My mother taught my sisters and I to swim when we were knee-high to a grasshopper. Mom was magnificent in the water. Her precise strokes often gave her the look of Esther Williams, an American competitive swimmer and actress. It gave her a real kick of energy.
My father came from a family that was afraid of the water. His mother cautioned him to stay out of pools and lakes, as they were dangerous. Throughout his life, dad never learned how to swim, but he approved of mom instructing us. No doubt, he knew the Gemara in Tractate Kiddushin, which states that a father is obligated to teach his son Torah, a trade and to swim, as well as to find him a wife.
In the summertime, our family would frequently go to Bingemans park in Kitchener, Ont., where we’d spend the day on the beach, frolicking and swimming the way children do. Mom called it “heaven.” Dad would often join us, despite his busy rabbinical schedule. That was a treat. He would always have a sefer with him and spend his time learning Torah. Dad would initiate his time at the park by dipping his toe in the water, or walking in the shallow area, a ritual that seemed to reflect his desire to swim.
I have a distant memory from our time at Bingemans, in which I believe I was drowning. (Apparently, memories of almost drowning are quite common.) I think I was five and I was in a flotation device with a dragon’s head, treading freely. Little waves began to carry me away from my family. I remember feeling frantic and thinking that everyone around me was happy, but I was about to drown.
Somehow, I reversed the direction I was floating in and saved myself. This entire incident likely took a moment. Nobody believed I was about to drown. But I thought I was.
My mother used to swim 100 laps a day in her condo’s swimming pool. She was known as the pool lady and her neighbours would marvel at her stamina and passion for swimming well into her 80s. Eventually, I moved into the same building and I, too, took to swimming regularly. Sometimes, we’d swim together, but we’d rarely converse, so that we could accomplish our goals.
Mom used to say that she’d leave all her troubles in the pool. I think that was the case, especially as she got older and her brother, Menashe, passed away, making life that much tougher. I used to joke while I was swimming that I would often see one of her troubles floating by me. It would slowly dissipate and ultimately disappear. Yet the water remained unpolluted.
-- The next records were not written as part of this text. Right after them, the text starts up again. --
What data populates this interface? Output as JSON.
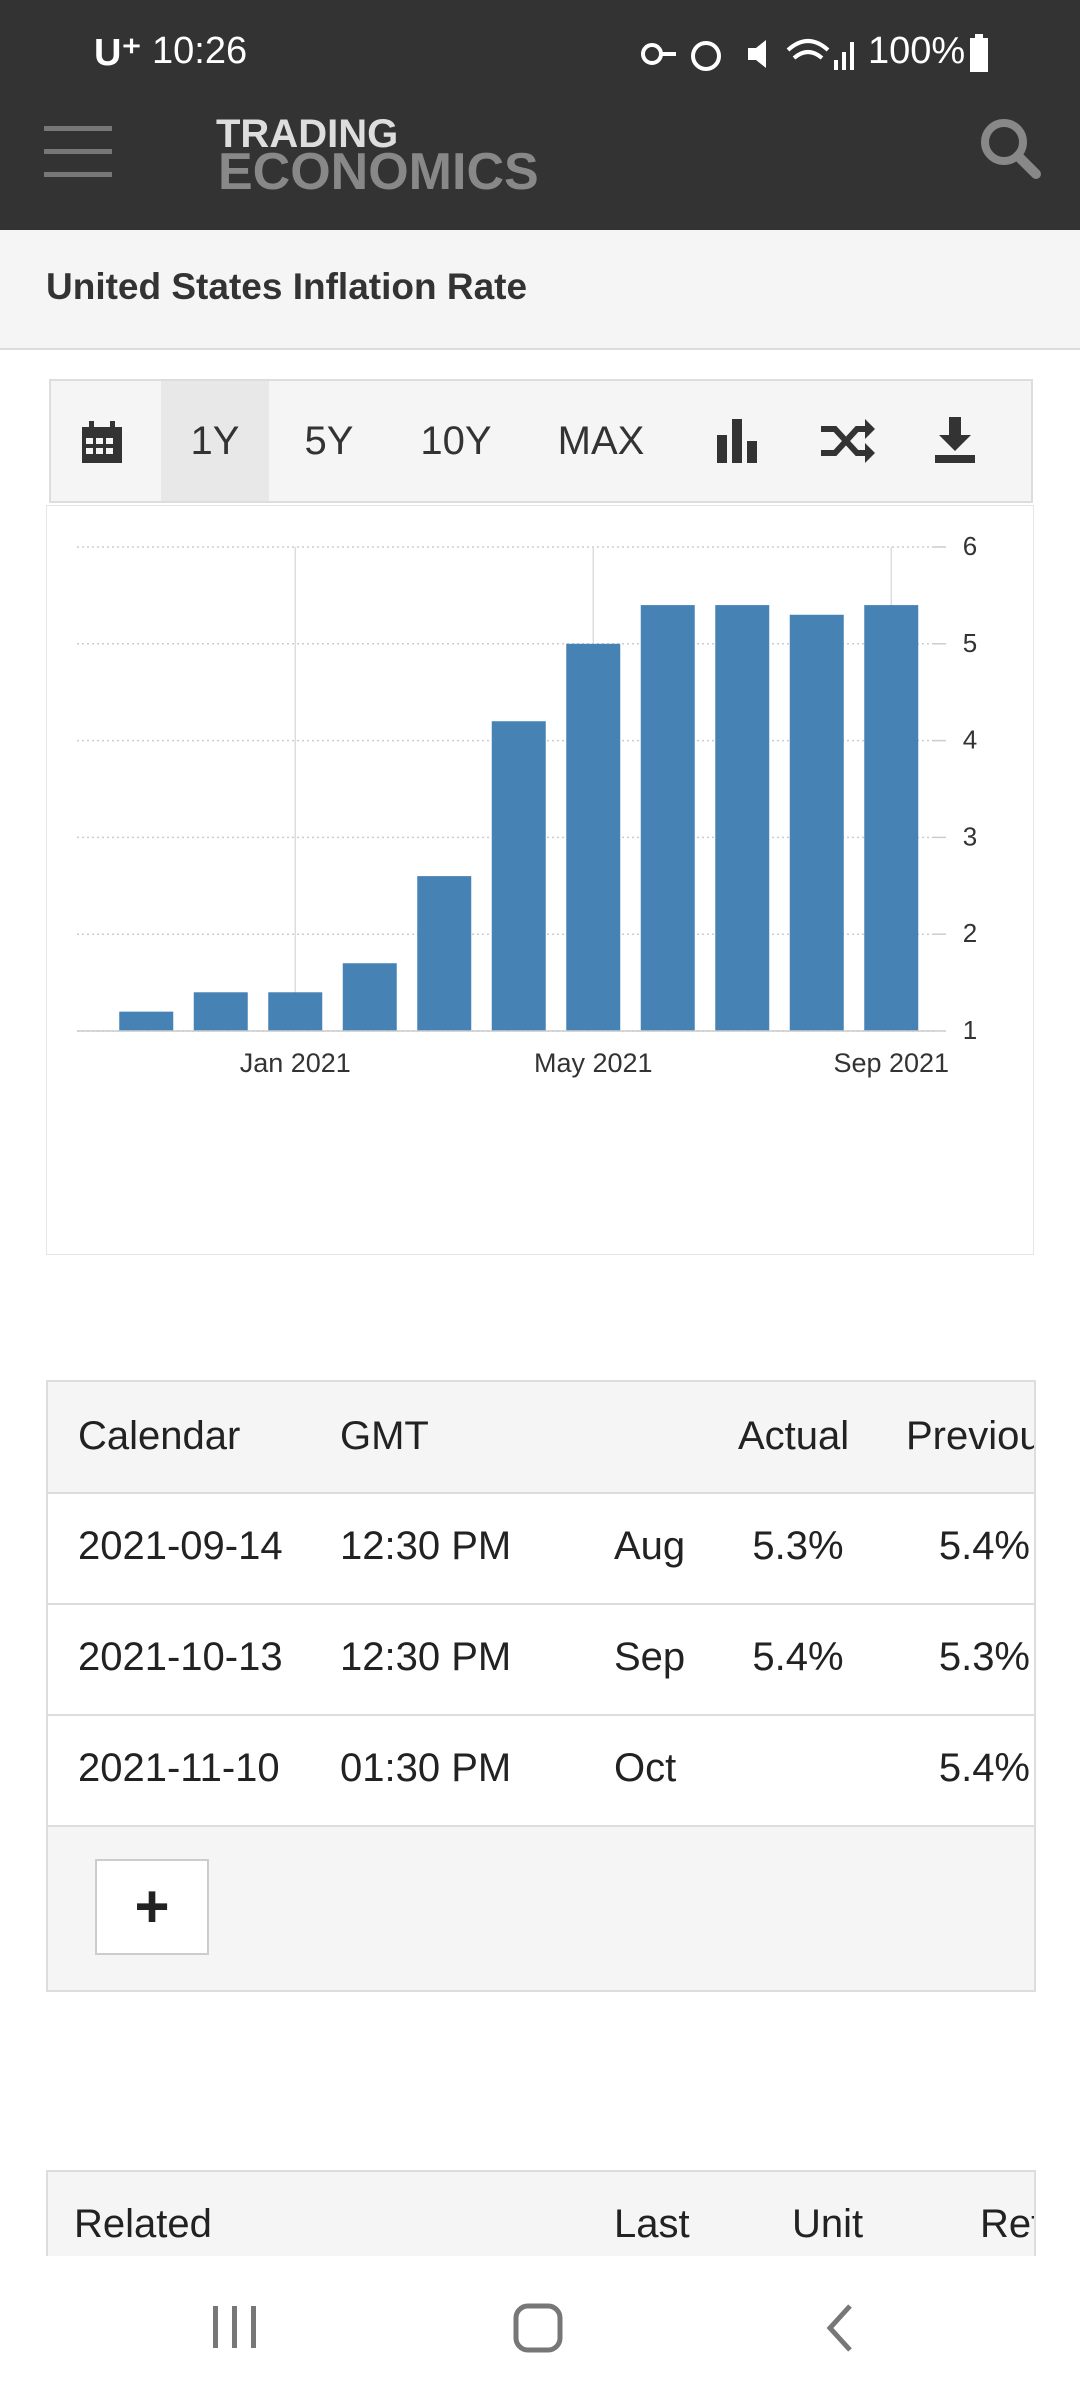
{
  "status_bar": {
    "carrier": "U⁺",
    "time": "10:26",
    "battery": "100%"
  },
  "header": {
    "logo_top": "TRADING",
    "logo_bottom": "ECONOMICS"
  },
  "page_title": "United States Inflation Rate",
  "toolbar": {
    "ranges": [
      "1Y",
      "5Y",
      "10Y",
      "MAX"
    ],
    "selected_index": 0
  },
  "chart_data": {
    "type": "bar",
    "categories": [
      null,
      null,
      "Jan 2021",
      null,
      null,
      null,
      "May 2021",
      null,
      null,
      null,
      "Sep 2021"
    ],
    "values": [
      1.2,
      1.4,
      1.4,
      1.7,
      2.6,
      4.2,
      5.0,
      5.4,
      5.4,
      5.3,
      5.4
    ],
    "color": "#4682b4",
    "ylim": [
      1,
      6
    ],
    "yticks": [
      1,
      2,
      3,
      4,
      5,
      6
    ],
    "grid": true
  },
  "calendar_table": {
    "headers": [
      "Calendar",
      "GMT",
      "Actual",
      "Previous"
    ],
    "rows": [
      {
        "date": "2021-09-14",
        "time": "12:30 PM",
        "reference": "Aug",
        "actual": "5.3%",
        "previous": "5.4%"
      },
      {
        "date": "2021-10-13",
        "time": "12:30 PM",
        "reference": "Sep",
        "actual": "5.4%",
        "previous": "5.3%"
      },
      {
        "date": "2021-11-10",
        "time": "01:30 PM",
        "reference": "Oct",
        "previous": "5.4%"
      }
    ],
    "more_button": "+"
  },
  "related_table": {
    "headers": [
      "Related",
      "Last",
      "Unit",
      "Reference"
    ]
  }
}
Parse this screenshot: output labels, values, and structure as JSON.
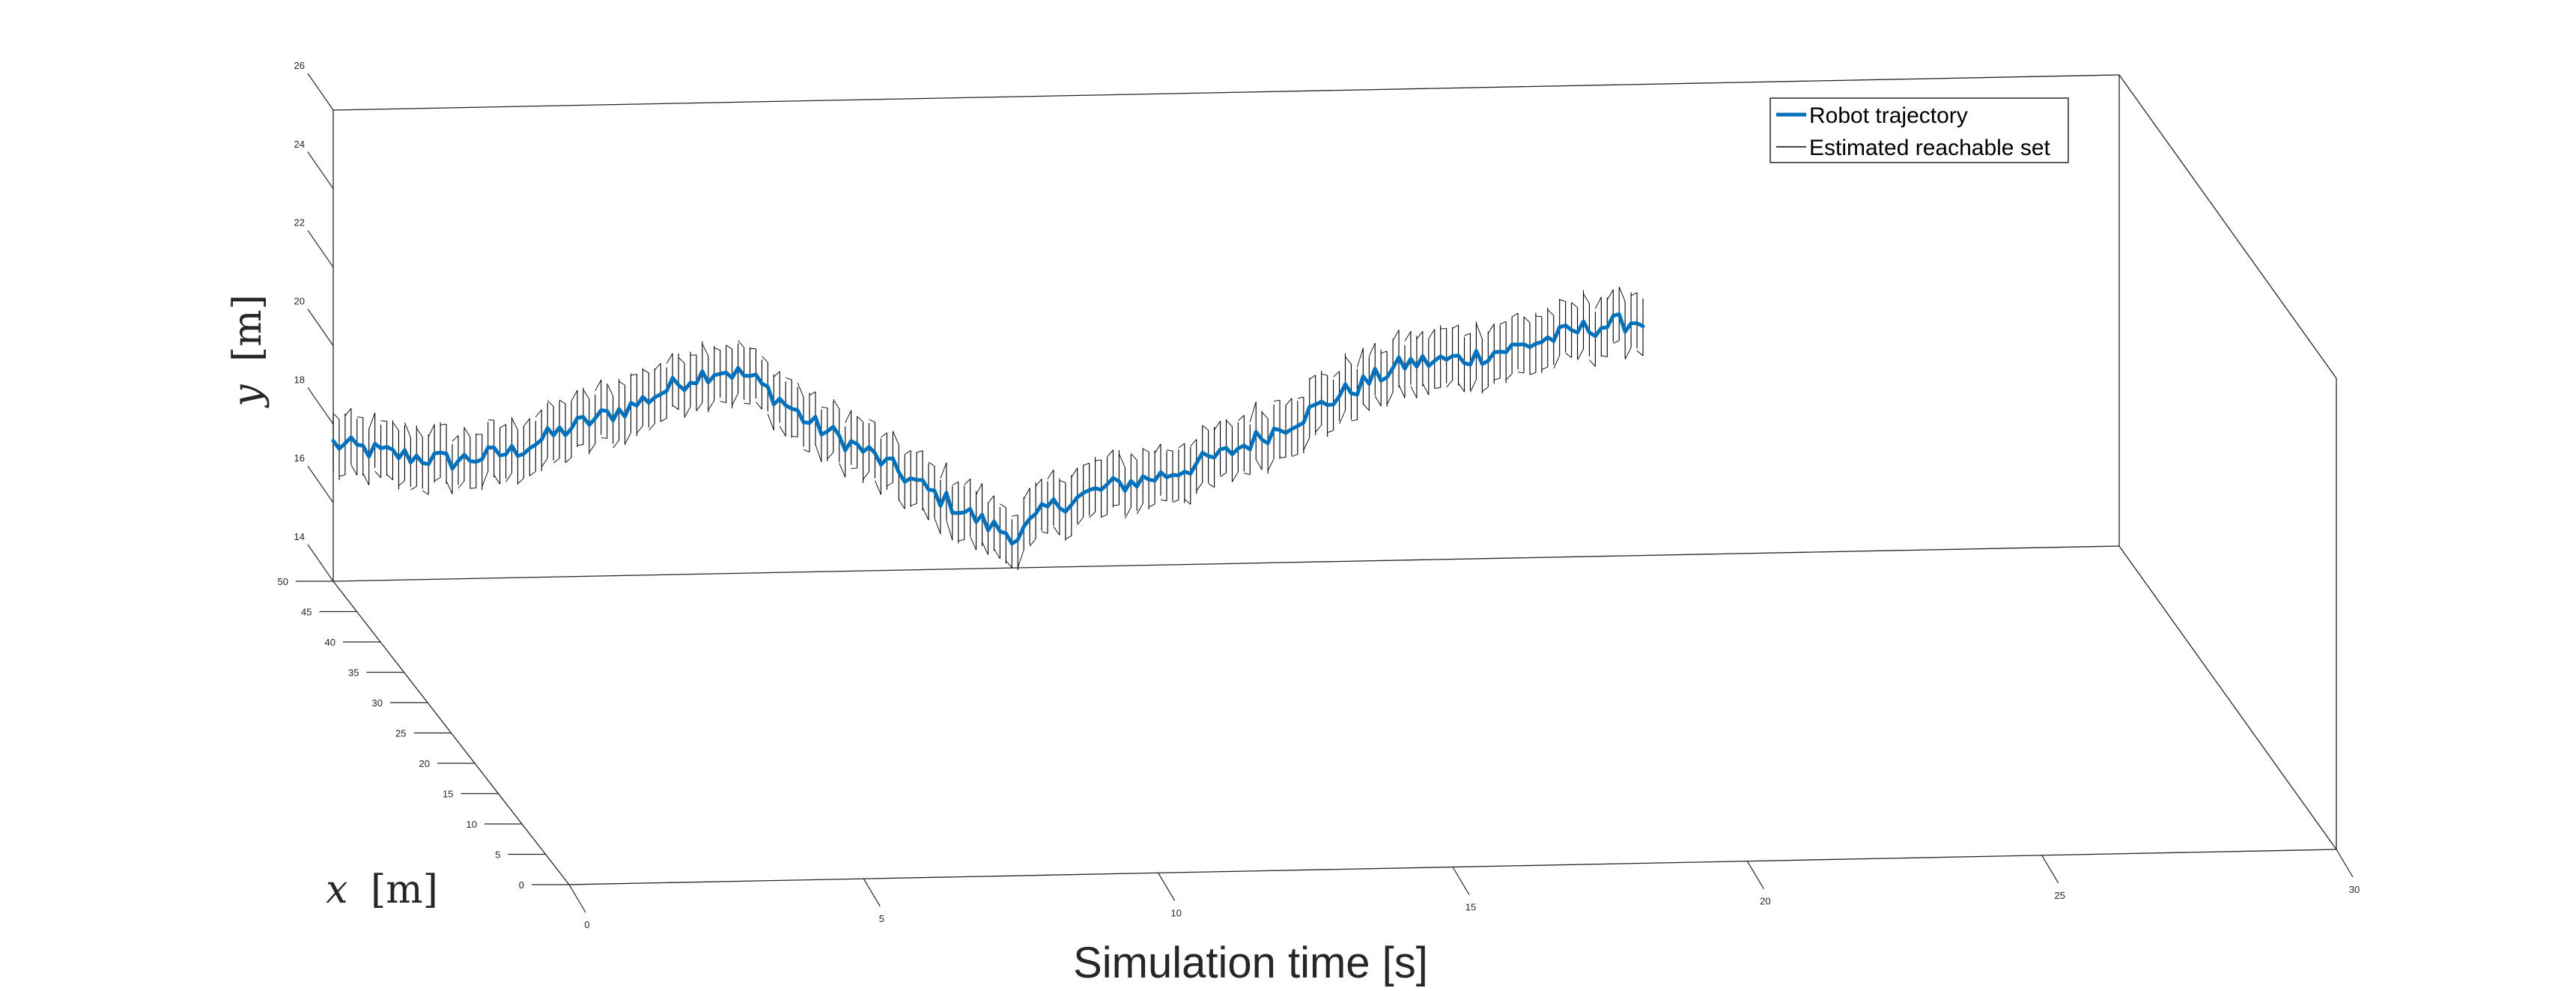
{
  "chart_data": {
    "type": "line",
    "projection": "3d",
    "xlabel": "Simulation time [s]",
    "ylabel_var": "x",
    "ylabel_unit": "[m]",
    "zlabel_var": "y",
    "zlabel_unit": "[m]",
    "xlim": [
      0,
      30
    ],
    "ylim": [
      0,
      50
    ],
    "zlim": [
      14,
      26
    ],
    "x_ticks": [
      "0",
      "5",
      "10",
      "15",
      "20",
      "25",
      "30"
    ],
    "y_ticks": [
      "0",
      "5",
      "10",
      "15",
      "20",
      "25",
      "30",
      "35",
      "40",
      "45",
      "50"
    ],
    "z_ticks": [
      "14",
      "16",
      "18",
      "20",
      "22",
      "24",
      "26"
    ],
    "legend_position": "top-right",
    "colors": {
      "trajectory": "#0072BD",
      "reachable": "#000000",
      "axes": "#262626"
    },
    "series": [
      {
        "name": "Robot trajectory",
        "kind": "line",
        "t": [
          0,
          1,
          2,
          3,
          4,
          5,
          6,
          6.5,
          7,
          8,
          9,
          10,
          11,
          11.5,
          12,
          13,
          14,
          15,
          16,
          17,
          18,
          19,
          20,
          21,
          22
        ],
        "y": [
          17.5,
          17.2,
          17.0,
          17.2,
          17.8,
          18.3,
          19.0,
          19.2,
          19.0,
          17.8,
          17.0,
          16.0,
          15.1,
          14.8,
          15.5,
          16.0,
          16.3,
          16.8,
          17.5,
          18.3,
          19.0,
          19.1,
          19.4,
          19.8,
          20.0
        ]
      },
      {
        "name": "Estimated reachable set",
        "kind": "intervals",
        "step": 0.1,
        "half_width": 0.7
      }
    ]
  }
}
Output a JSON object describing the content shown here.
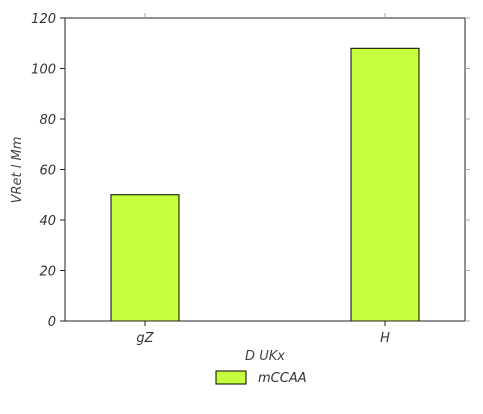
{
  "chart_data": {
    "type": "bar",
    "categories": [
      "gZ",
      "H"
    ],
    "series": [
      {
        "name": "mCCAA",
        "values": [
          50,
          108
        ]
      }
    ],
    "xlabel": "D UKx",
    "ylabel": "VRet l Mm",
    "ylim": [
      0,
      120
    ],
    "yticks": [
      0,
      20,
      40,
      60,
      80,
      100,
      120
    ],
    "grid": false,
    "legend_position": "bottom-center",
    "bar_color": "#c6ff3c",
    "bar_edge_color": "#000000"
  }
}
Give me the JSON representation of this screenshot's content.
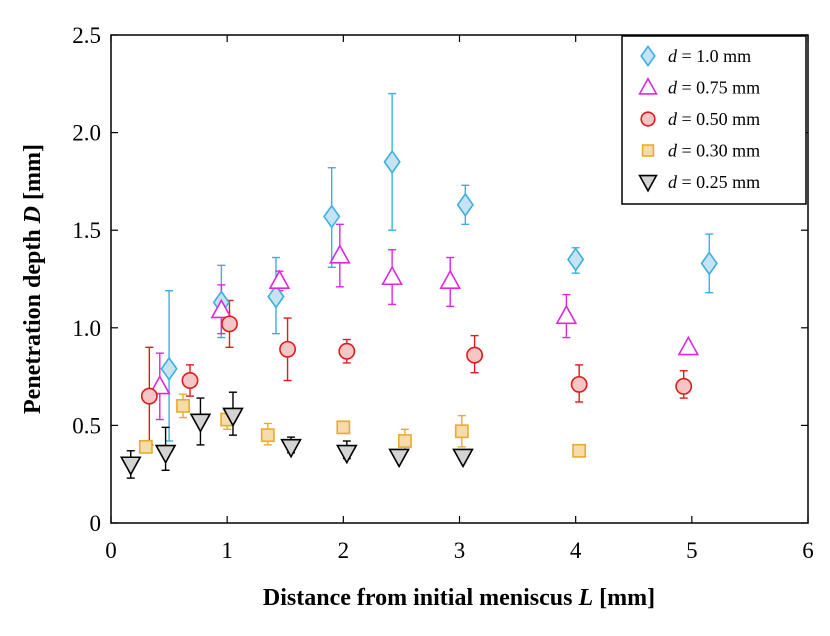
{
  "chart_data": {
    "type": "scatter",
    "title": "",
    "xlabel": {
      "text": "Distance from initial meniscus ",
      "var": "L",
      "unit": " [mm]"
    },
    "ylabel": {
      "text": "Penetration depth ",
      "var": "D",
      "unit": " [mm]"
    },
    "xlim": [
      0,
      6
    ],
    "ylim": [
      0,
      2.5
    ],
    "xticks": [
      0,
      1,
      2,
      3,
      4,
      5,
      6
    ],
    "xtick_labels": [
      "0",
      "1",
      "2",
      "3",
      "4",
      "5",
      "6"
    ],
    "yticks": [
      0,
      0.5,
      1.0,
      1.5,
      2.0,
      2.5
    ],
    "ytick_labels": [
      "0",
      "0.5",
      "1.0",
      "1.5",
      "2.0",
      "2.5"
    ],
    "grid": false,
    "legend_position": "top-right",
    "series": [
      {
        "name": "d = 1.0 mm",
        "legend_var": "d",
        "legend_value": " = 1.0 mm",
        "marker": "diamond",
        "stroke": "#3bb0e0",
        "fill": "#c5e3f2",
        "points": [
          {
            "x": 0.5,
            "y": 0.79,
            "err_lo": 0.42,
            "err_hi": 1.19
          },
          {
            "x": 0.95,
            "y": 1.13,
            "err_lo": 0.95,
            "err_hi": 1.32
          },
          {
            "x": 1.42,
            "y": 1.16,
            "err_lo": 0.97,
            "err_hi": 1.36
          },
          {
            "x": 1.9,
            "y": 1.57,
            "err_lo": 1.31,
            "err_hi": 1.82
          },
          {
            "x": 2.42,
            "y": 1.85,
            "err_lo": 1.5,
            "err_hi": 2.2
          },
          {
            "x": 3.05,
            "y": 1.63,
            "err_lo": 1.53,
            "err_hi": 1.73
          },
          {
            "x": 4.0,
            "y": 1.35,
            "err_lo": 1.28,
            "err_hi": 1.41
          },
          {
            "x": 5.15,
            "y": 1.33,
            "err_lo": 1.18,
            "err_hi": 1.48
          }
        ]
      },
      {
        "name": "d = 0.75 mm",
        "legend_var": "d",
        "legend_value": " = 0.75 mm",
        "marker": "triangle-up",
        "stroke": "#e026e0",
        "fill": "#ffffff",
        "points": [
          {
            "x": 0.42,
            "y": 0.7,
            "err_lo": 0.53,
            "err_hi": 0.87
          },
          {
            "x": 0.95,
            "y": 1.09,
            "err_lo": 0.97,
            "err_hi": 1.22
          },
          {
            "x": 1.45,
            "y": 1.24,
            "err_lo": 1.19,
            "err_hi": 1.29
          },
          {
            "x": 1.97,
            "y": 1.37,
            "err_lo": 1.21,
            "err_hi": 1.53
          },
          {
            "x": 2.42,
            "y": 1.26,
            "err_lo": 1.12,
            "err_hi": 1.4
          },
          {
            "x": 2.92,
            "y": 1.24,
            "err_lo": 1.11,
            "err_hi": 1.36
          },
          {
            "x": 3.92,
            "y": 1.06,
            "err_lo": 0.95,
            "err_hi": 1.17
          },
          {
            "x": 4.97,
            "y": 0.9,
            "err_lo": 0.9,
            "err_hi": 0.9
          }
        ]
      },
      {
        "name": "d = 0.50 mm",
        "legend_var": "d",
        "legend_value": " = 0.50 mm",
        "marker": "circle",
        "stroke": "#e01b1b",
        "fill": "#f5c6c6",
        "points": [
          {
            "x": 0.33,
            "y": 0.65,
            "err_lo": 0.4,
            "err_hi": 0.9
          },
          {
            "x": 0.68,
            "y": 0.73,
            "err_lo": 0.65,
            "err_hi": 0.81
          },
          {
            "x": 1.02,
            "y": 1.02,
            "err_lo": 0.9,
            "err_hi": 1.14
          },
          {
            "x": 1.52,
            "y": 0.89,
            "err_lo": 0.73,
            "err_hi": 1.05
          },
          {
            "x": 2.03,
            "y": 0.88,
            "err_lo": 0.82,
            "err_hi": 0.94
          },
          {
            "x": 3.13,
            "y": 0.86,
            "err_lo": 0.77,
            "err_hi": 0.96
          },
          {
            "x": 4.03,
            "y": 0.71,
            "err_lo": 0.62,
            "err_hi": 0.81
          },
          {
            "x": 4.93,
            "y": 0.7,
            "err_lo": 0.64,
            "err_hi": 0.78
          }
        ]
      },
      {
        "name": "d = 0.30 mm",
        "legend_var": "d",
        "legend_value": " = 0.30 mm",
        "marker": "square",
        "stroke": "#e8ac2c",
        "fill": "#f5dcaa",
        "points": [
          {
            "x": 0.3,
            "y": 0.39,
            "err_lo": 0.39,
            "err_hi": 0.39
          },
          {
            "x": 0.62,
            "y": 0.6,
            "err_lo": 0.54,
            "err_hi": 0.66
          },
          {
            "x": 1.0,
            "y": 0.53,
            "err_lo": 0.48,
            "err_hi": 0.58
          },
          {
            "x": 1.35,
            "y": 0.45,
            "err_lo": 0.4,
            "err_hi": 0.51
          },
          {
            "x": 2.0,
            "y": 0.49,
            "err_lo": 0.49,
            "err_hi": 0.49
          },
          {
            "x": 2.53,
            "y": 0.42,
            "err_lo": 0.37,
            "err_hi": 0.48
          },
          {
            "x": 3.02,
            "y": 0.47,
            "err_lo": 0.39,
            "err_hi": 0.55
          },
          {
            "x": 4.03,
            "y": 0.37,
            "err_lo": 0.37,
            "err_hi": 0.37
          }
        ]
      },
      {
        "name": "d = 0.25 mm",
        "legend_var": "d",
        "legend_value": " = 0.25 mm",
        "marker": "triangle-down",
        "stroke": "#000000",
        "fill": "#d3d3d3",
        "points": [
          {
            "x": 0.17,
            "y": 0.3,
            "err_lo": 0.23,
            "err_hi": 0.37
          },
          {
            "x": 0.47,
            "y": 0.36,
            "err_lo": 0.27,
            "err_hi": 0.49
          },
          {
            "x": 0.77,
            "y": 0.52,
            "err_lo": 0.4,
            "err_hi": 0.64
          },
          {
            "x": 1.05,
            "y": 0.55,
            "err_lo": 0.45,
            "err_hi": 0.67
          },
          {
            "x": 1.55,
            "y": 0.39,
            "err_lo": 0.36,
            "err_hi": 0.44
          },
          {
            "x": 2.03,
            "y": 0.36,
            "err_lo": 0.33,
            "err_hi": 0.42
          },
          {
            "x": 2.48,
            "y": 0.34,
            "err_lo": 0.34,
            "err_hi": 0.34
          },
          {
            "x": 3.03,
            "y": 0.34,
            "err_lo": 0.34,
            "err_hi": 0.34
          }
        ]
      }
    ]
  }
}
Being in the water feels as if we are being called back to the womb. There is a peacefulness to it, a serenity, especially when you are underwater and the incessant noises of the world are no longer. The greater buoyancy we experience reflects the enchantment one might feel walking on the moon.
I swim a lot nowadays, and while I might bump my head on the end wall from time to time, I cherish the times when I am up to my neck in water and the world is entirely still. There’s nothing like it.